La fusione fu proclamata davanti a 20-30.000 persone dalla Costituente socialista riunita al Palazzo dello Sport dell'EUR di Roma. I 1.450 delegati socialisti elessero Francesco De Martino e Mario Tanassi consegretari del PSU, Giacomo Brodolini e Antonio Cariglia vicesegretari, e Pietro Nenni presidente unico. Alla Costituente parteciparono anche gli ex comunisti di Democrazia Libertà e Socialismo e di Revisionismo Socialista, e i socialisti senza tessera di Critica sociale e dei Circoli Turati[3].

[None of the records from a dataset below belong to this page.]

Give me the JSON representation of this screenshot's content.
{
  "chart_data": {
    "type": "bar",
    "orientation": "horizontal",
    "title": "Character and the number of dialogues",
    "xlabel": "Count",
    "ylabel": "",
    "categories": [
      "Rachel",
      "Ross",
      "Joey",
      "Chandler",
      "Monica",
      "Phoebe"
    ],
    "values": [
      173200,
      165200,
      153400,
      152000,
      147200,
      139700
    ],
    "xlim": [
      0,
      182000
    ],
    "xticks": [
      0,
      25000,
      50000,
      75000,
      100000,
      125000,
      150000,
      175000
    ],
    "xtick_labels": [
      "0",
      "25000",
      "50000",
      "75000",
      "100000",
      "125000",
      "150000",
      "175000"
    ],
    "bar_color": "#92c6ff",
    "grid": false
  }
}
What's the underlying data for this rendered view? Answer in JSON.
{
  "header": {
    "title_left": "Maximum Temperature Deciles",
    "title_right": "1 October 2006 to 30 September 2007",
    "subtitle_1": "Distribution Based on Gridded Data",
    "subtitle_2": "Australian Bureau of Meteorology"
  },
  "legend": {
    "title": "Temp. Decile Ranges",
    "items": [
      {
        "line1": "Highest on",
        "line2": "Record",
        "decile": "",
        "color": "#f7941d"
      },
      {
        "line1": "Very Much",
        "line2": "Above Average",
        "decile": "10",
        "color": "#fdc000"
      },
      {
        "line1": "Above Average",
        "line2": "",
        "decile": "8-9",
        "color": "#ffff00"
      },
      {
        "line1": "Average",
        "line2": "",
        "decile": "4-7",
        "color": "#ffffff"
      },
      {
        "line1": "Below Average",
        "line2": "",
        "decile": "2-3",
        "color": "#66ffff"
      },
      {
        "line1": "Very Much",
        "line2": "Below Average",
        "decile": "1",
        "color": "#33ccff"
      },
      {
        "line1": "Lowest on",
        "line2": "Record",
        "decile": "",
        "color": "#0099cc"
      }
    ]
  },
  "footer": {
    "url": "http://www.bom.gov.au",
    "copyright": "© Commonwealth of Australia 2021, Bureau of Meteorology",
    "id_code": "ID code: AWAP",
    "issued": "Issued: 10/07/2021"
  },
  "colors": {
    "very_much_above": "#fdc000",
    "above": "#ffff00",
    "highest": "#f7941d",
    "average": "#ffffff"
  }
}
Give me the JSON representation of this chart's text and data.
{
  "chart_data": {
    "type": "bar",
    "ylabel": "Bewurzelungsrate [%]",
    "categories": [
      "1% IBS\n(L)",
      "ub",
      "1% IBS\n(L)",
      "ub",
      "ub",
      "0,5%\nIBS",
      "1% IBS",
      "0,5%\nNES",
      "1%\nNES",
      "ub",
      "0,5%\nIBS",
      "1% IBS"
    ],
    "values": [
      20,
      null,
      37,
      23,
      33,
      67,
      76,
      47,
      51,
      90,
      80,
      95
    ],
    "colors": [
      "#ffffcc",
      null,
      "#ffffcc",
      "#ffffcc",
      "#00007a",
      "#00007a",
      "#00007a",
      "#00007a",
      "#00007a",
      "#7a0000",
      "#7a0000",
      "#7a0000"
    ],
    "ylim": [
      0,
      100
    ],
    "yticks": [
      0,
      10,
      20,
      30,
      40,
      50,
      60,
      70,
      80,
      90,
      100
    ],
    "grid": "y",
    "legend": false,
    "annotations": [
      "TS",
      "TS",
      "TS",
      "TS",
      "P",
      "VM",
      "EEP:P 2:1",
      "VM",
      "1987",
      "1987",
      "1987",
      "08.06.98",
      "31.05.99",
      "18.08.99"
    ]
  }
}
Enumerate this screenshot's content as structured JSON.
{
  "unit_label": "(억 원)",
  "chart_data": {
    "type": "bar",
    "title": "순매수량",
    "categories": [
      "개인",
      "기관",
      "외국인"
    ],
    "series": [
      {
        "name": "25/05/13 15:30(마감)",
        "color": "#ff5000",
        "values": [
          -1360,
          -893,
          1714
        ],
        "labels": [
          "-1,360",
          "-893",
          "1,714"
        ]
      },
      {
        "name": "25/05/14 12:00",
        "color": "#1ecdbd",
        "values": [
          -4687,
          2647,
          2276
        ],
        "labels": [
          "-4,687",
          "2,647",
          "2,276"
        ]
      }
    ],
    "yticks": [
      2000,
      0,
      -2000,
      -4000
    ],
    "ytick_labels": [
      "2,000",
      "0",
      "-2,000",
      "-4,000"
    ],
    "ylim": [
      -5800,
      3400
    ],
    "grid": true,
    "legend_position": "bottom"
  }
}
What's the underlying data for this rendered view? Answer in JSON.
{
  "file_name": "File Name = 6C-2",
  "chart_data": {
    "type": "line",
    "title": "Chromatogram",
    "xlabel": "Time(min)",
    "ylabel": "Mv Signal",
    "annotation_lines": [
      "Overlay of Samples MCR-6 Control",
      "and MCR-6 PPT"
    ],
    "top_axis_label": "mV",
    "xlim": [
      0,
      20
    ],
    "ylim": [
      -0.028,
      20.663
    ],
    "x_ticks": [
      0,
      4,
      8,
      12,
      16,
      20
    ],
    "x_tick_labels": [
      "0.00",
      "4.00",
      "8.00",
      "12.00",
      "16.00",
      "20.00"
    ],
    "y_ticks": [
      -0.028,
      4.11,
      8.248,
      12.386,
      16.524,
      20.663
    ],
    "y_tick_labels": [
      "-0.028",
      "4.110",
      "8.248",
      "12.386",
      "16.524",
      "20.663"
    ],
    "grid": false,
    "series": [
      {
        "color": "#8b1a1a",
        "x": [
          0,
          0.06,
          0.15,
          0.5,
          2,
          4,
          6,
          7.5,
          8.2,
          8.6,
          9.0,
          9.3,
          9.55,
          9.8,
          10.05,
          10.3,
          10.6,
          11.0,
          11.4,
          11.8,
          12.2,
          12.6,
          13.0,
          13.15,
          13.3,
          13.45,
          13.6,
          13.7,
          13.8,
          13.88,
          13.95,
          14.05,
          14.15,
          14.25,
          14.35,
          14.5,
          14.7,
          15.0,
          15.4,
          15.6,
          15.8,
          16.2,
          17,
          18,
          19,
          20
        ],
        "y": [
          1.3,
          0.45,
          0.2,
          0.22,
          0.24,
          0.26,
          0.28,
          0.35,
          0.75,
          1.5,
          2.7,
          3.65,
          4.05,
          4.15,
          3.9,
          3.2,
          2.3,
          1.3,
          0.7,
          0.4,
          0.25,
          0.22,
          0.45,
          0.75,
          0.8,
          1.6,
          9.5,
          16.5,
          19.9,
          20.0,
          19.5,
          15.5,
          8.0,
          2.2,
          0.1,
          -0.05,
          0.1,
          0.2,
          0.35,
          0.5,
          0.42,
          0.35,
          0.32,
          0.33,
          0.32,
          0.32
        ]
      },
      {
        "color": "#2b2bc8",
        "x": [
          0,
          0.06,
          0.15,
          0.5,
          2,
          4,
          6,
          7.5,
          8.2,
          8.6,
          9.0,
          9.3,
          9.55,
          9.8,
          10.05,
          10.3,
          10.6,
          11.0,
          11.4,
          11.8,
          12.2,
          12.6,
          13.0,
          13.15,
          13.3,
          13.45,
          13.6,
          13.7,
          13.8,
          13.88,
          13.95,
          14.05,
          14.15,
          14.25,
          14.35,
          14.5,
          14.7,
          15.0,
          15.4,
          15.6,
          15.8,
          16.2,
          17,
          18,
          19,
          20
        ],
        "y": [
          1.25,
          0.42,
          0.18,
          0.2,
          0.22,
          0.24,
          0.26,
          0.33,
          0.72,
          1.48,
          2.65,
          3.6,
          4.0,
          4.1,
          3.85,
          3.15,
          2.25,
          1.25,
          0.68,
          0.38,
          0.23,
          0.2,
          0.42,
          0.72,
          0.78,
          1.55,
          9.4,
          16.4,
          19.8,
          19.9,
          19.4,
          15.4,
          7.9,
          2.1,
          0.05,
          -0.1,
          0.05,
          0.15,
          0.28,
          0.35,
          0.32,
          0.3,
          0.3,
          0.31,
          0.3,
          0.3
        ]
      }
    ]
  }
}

Il processo di unificazione dei due partiti fu avviato nel 1963, a seguito dell'entrata del PSI, per la prima volta, nella maggioranza del governo presieduto da Aldo Moro, e costituito da una coalizione di centro-sinistra comprendente anche DC, PSDI e PRI. Tale iniziativa fu tuttavia fin dall'inizio assai timida, non giungendosi mai a una vera unità, dato che entrambi i partiti mantennero le proprie segreterie, seppur federate. Anche a livello locale, non essendo in programma significative elezioni amministrative,[4] ognuna delle due componenti mantenne le posizioni politiche di maggioranza oppure d'opposizione, secondo i casi, come in precedenza. Come simbolo fu scelta una combinazione degli emblemi dei due partiti, sormontata dalla scritta PSI-PSDI UNIFICATI: tale emblema, per il suo aspetto, venne ironicamente soprannominato "la bicicletta"[5].
Il nuovo partito alle elezioni politiche del 1968 ottenne un risultato inferiore alle aspettative, 91 deputati e 46 senatori. D'altra parte, rispetto alle precedenti elezioni politiche del 1963, il PSI aveva subito la scissione dei settori più a sinistra del partito, i quali avevano fondato il Partito Socialista Italiano di Unità Proletaria, che alle elezioni politiche mezzo milione di elettori socialisti aveva preferito.[6] Nel PSDI, invece, la corrente contraria al progetto unitario fondò il movimento Socialdemocrazia, guidato dal deputato uscente Giuseppe De Grazia[7].
Al successivo congresso dell'ottobre 1968 i socialisti giunsero divisi in cinque mozioni: Riscossa e Unità Socialista di Francesco De Martino, Rinnovamento Socialista di Mario Tanassi, Autonomia Socialista di Mauro Ferri, Impegno Socialista di Antonio Giolitti e Sinistra Socialista di Riccardo Lombardi. Il congresso doveva durare dal 23 al 27 ottobre, ma fu prorogato, vanamente, di un giorno per permettere di trovare un accordo fra le correnti. Alla fine ciascun gruppo votò la propria mozione. La maggioranza relativa del nuovo Comitato Centrale andò ad Autonomia, col 35,54% di eletti. Seguirono Riscossa (32,23%), Rinnovamento (17,35%), Sinistra (9,09%) e Impegno (5,78%). In totale il 61,16% dei componenti erano già socialisti.
Ad eccezione di Rinnovamento e Sinistra, rispettivamente composte da ex socialdemocratici ed ex socialisti, le altre mozioni videro mescolarsi le componenti di origine, pur con una prevalenza dei socialisti[8]. Il 10 novembre il Comitato Centrale elesse Mauro Ferri segretario del partito; col 52% dei voti, provenienti dalle correnti di Autonomia e Rinnovamento[9].
Durante il congresso fu inoltre deciso il cambio del nome del partito, che tornò a chiamarsi ufficialmente Partito Socialista Italiano - Sezione Italiana dell'Internazionale Socialista[10].
Circa otto mesi dopo, il 5 luglio 1969, l'area socialdemocratica si rese di nuovo autonoma, costituendo il Partito Socialista Unitario e provocando la caduta del governo Rumor I[11]; l'originaria denominazione di Partito Socialista Democratico Italiano fu riassunta nel 1971.